Siendo este nuestro origen, ¿qué hizo que los hombres no
fuésemos iguales?
¿Qué parte de esas partículas y en qué proporción se
repartieron entre unos y otros?
Hoy en día está de moda exigir la igualdad, la simetría, la
conformidad, la homogeneidad, y la ecuanimidad.
Pero, ¿es justo? ¿Es ecuánime que se considere igual a la
práctica de la bondad que a la perversidad, al mérito que a la indignidad, a la
pasión que a la indiferencia, a la diligencia que a la vaguería, a la
honestidad que a la indecencia?
Sin embargo todos
tenemos miedo, de pronunciar la palabra diferencia o desigualdad si no es para
reclamar la yuxtaposición.
No nos equivoquemos, la igualdad solo se debe de reclamar
ante la justicia; debemos reclamar que esta sea neutral, que aplique la
imparcialidad, que no favorezca a nadie por género, por estatus, por educación,
por etnia, por religión, etc.
En ningún momento los Estados deben permitir la exclusión
social y tienen la responsabilidad de esforzarse en procurar la igualdad de
oportunidades. Pero una vez dicho esto, los Estados también deben de tener
claro, que hay una ley natural que se llama libertad, que dependiendo del uso
que hagamos de ella puede marcar nuestro destino.
Es el Estado el que debe y tiene que normalizar y regular la
igualdad, y la sociedad la que debe exigirla, pero sin contaminar el concepto
haciendo del mismo una tabla rasa. Si hiciera esto cometerá una gran
injusticia; el esfuerzo, el mérito, la excelencia, deben de ser impulsados,
reconocidos, e incentivado por los gobiernos.
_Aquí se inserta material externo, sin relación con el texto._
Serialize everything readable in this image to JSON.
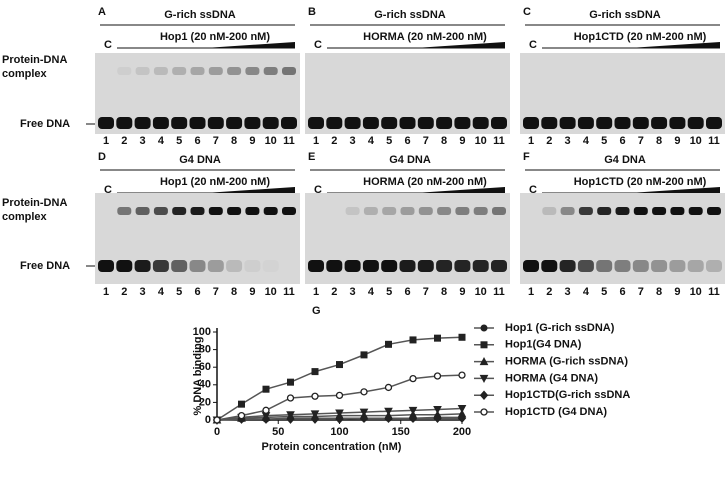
{
  "gel_panels": [
    {
      "letter": "A",
      "title": "G-rich ssDNA",
      "condition": "Hop1 (20 nM-200 nM)"
    },
    {
      "letter": "B",
      "title": "G-rich ssDNA",
      "condition": "HORMA (20 nM-200 nM)"
    },
    {
      "letter": "C",
      "title": "G-rich ssDNA",
      "condition": "Hop1CTD (20 nM-200 nM)"
    },
    {
      "letter": "D",
      "title": "G4 DNA",
      "condition": "Hop1 (20 nM-200 nM)"
    },
    {
      "letter": "E",
      "title": "G4 DNA",
      "condition": "HORMA (20 nM-200 nM)"
    },
    {
      "letter": "F",
      "title": "G4 DNA",
      "condition": "Hop1CTD (20 nM-200 nM)"
    }
  ],
  "control_label": "C",
  "lane_labels": [
    "1",
    "2",
    "3",
    "4",
    "5",
    "6",
    "7",
    "8",
    "9",
    "10",
    "11"
  ],
  "complex_label": [
    "Protein-DNA",
    "complex"
  ],
  "free_label": "Free DNA",
  "chart_letter": "G",
  "chart_data": {
    "type": "line",
    "y_label": "% DNA binding",
    "x_label": "Protein concentration (nM)",
    "x": [
      0,
      20,
      40,
      60,
      80,
      100,
      120,
      140,
      160,
      180,
      200
    ],
    "xlim": [
      0,
      200
    ],
    "xticks": [
      0,
      50,
      100,
      150,
      200
    ],
    "ylim": [
      0,
      100
    ],
    "yticks": [
      0,
      20,
      40,
      60,
      80,
      100
    ],
    "series": [
      {
        "name": "Hop1 (G-rich ssDNA)",
        "marker": "circle",
        "color": "#222222",
        "values": [
          0,
          1,
          1,
          2,
          2,
          2,
          2,
          2,
          2,
          3,
          3
        ]
      },
      {
        "name": "Hop1(G4 DNA)",
        "marker": "square",
        "color": "#222222",
        "values": [
          0,
          18,
          35,
          43,
          55,
          63,
          74,
          86,
          91,
          93,
          94
        ]
      },
      {
        "name": "HORMA (G-rich ssDNA)",
        "marker": "triangle",
        "color": "#222222",
        "values": [
          0,
          2,
          3,
          4,
          4,
          5,
          5,
          5,
          6,
          6,
          7
        ]
      },
      {
        "name": "HORMA (G4 DNA)",
        "marker": "triangle-down",
        "color": "#222222",
        "values": [
          0,
          3,
          5,
          6,
          7,
          8,
          9,
          10,
          11,
          12,
          13
        ]
      },
      {
        "name": "Hop1CTD(G-rich ssDNA",
        "marker": "diamond",
        "color": "#222222",
        "values": [
          0,
          1,
          1,
          1,
          1,
          1,
          2,
          2,
          2,
          2,
          2
        ]
      },
      {
        "name": "Hop1CTD (G4 DNA)",
        "marker": "open-circle",
        "color": "#222222",
        "values": [
          0,
          5,
          11,
          25,
          27,
          28,
          32,
          37,
          47,
          50,
          51
        ]
      }
    ]
  }
}
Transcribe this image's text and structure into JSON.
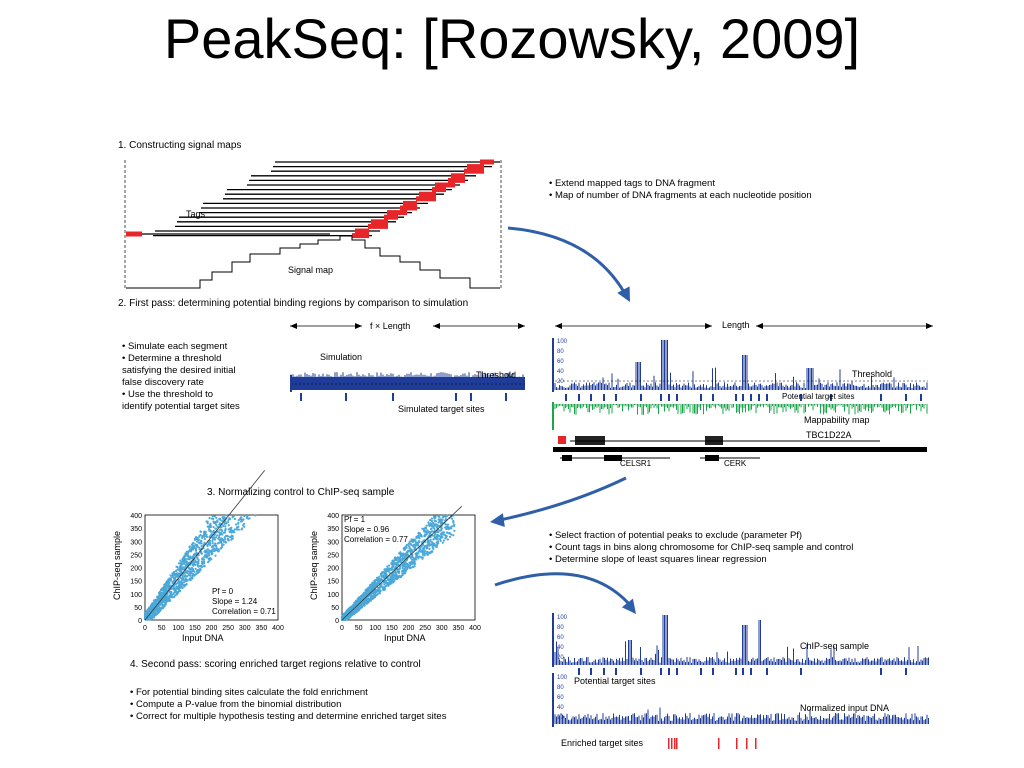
{
  "slide": {
    "title": "PeakSeq: [Rozowsky, 2009]"
  },
  "step1": {
    "heading": "1. Constructing signal maps",
    "tags_label": "Tags",
    "signal_label": "Signal map",
    "bullets": [
      "• Extend mapped tags to DNA fragment",
      "• Map of number of DNA fragments at each nucleotide position"
    ]
  },
  "step2": {
    "heading": "2. First pass: determining potential binding regions by comparison to simulation",
    "bullets": [
      "• Simulate each segment",
      "• Determine a threshold",
      "satisfying the desired initial",
      "false discovery rate",
      "• Use the threshold to",
      "identify potential target sites"
    ],
    "sim_length_label": "f × Length",
    "length_label": "Length",
    "simulation_label": "Simulation",
    "threshold_label": "Threshold",
    "simulated_sites_label": "Simulated target sites",
    "threshold_label_right": "Threshold",
    "potential_sites_label": "Potential target sites",
    "mappability_label": "Mappability map",
    "genes": [
      "TBC1D22A",
      "CELSR1",
      "CERK"
    ],
    "y_ticks": [
      "100",
      "80",
      "60",
      "40",
      "20"
    ]
  },
  "step3": {
    "heading": "3. Normalizing control to ChIP-seq sample",
    "bullets": [
      "• Select fraction of potential peaks to exclude (parameter Pf)",
      "• Count tags in bins along chromosome for ChIP-seq sample and control",
      "• Determine slope of least squares linear regression"
    ],
    "plots": [
      {
        "ylabel": "ChIP-seq sample",
        "xlabel": "Input DNA",
        "stats": [
          "Pf = 0",
          "Slope = 1.24",
          "Correlation = 0.71"
        ]
      },
      {
        "ylabel": "ChIP-seq sample",
        "xlabel": "Input DNA",
        "stats": [
          "Pf = 1",
          "Slope = 0.96",
          "Correlation = 0.77"
        ]
      }
    ],
    "x_ticks": [
      "0",
      "50",
      "100",
      "150",
      "200",
      "250",
      "300",
      "350",
      "400"
    ],
    "y_ticks": [
      "400",
      "350",
      "300",
      "250",
      "200",
      "150",
      "100",
      "50",
      "0"
    ]
  },
  "step4": {
    "heading": "4. Second pass: scoring enriched target regions relative to control",
    "bullets": [
      "• For potential binding sites calculate the fold enrichment",
      "• Compute a P-value from the binomial distribution",
      "• Correct for multiple hypothesis testing and determine enriched target sites"
    ],
    "chip_label": "ChIP-seq sample",
    "potential_label": "Potential target sites",
    "input_label": "Normalized input DNA",
    "enriched_label": "Enriched target sites",
    "y_ticks": [
      "100",
      "80",
      "60",
      "40",
      "20"
    ]
  },
  "colors": {
    "blue": "#1f3c99",
    "red": "#e8262a",
    "green": "#1aa64a",
    "arrow": "#2f5fa8",
    "scatter": "#4aa8d8"
  }
}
En caso contrario, están
desmotivando y desactivando la voluntad de conocimiento e iniciativa de los
individuos.
Aunque la libertad muchas veces la tenemos
condicionada, hay algunas ocasiones donde la vida nos ofrece el poder de
elegir; entonces la desigualdad se vuelve legitima por el mérito del individuo
y es ahí donde el Estado debe de dejar de ser el artífice de promover una
igualdad injusta, por electoralismo o utilitarismo; si no premia el esfuerzo,
la decencia, y otras virtudes, cometerá la inmoralidad y el atropello de
robarle la parte de libertad que le queda al individuo; recordando que la otra
parte se la cedió este al Estado, para procurar la convivencia y el bien común.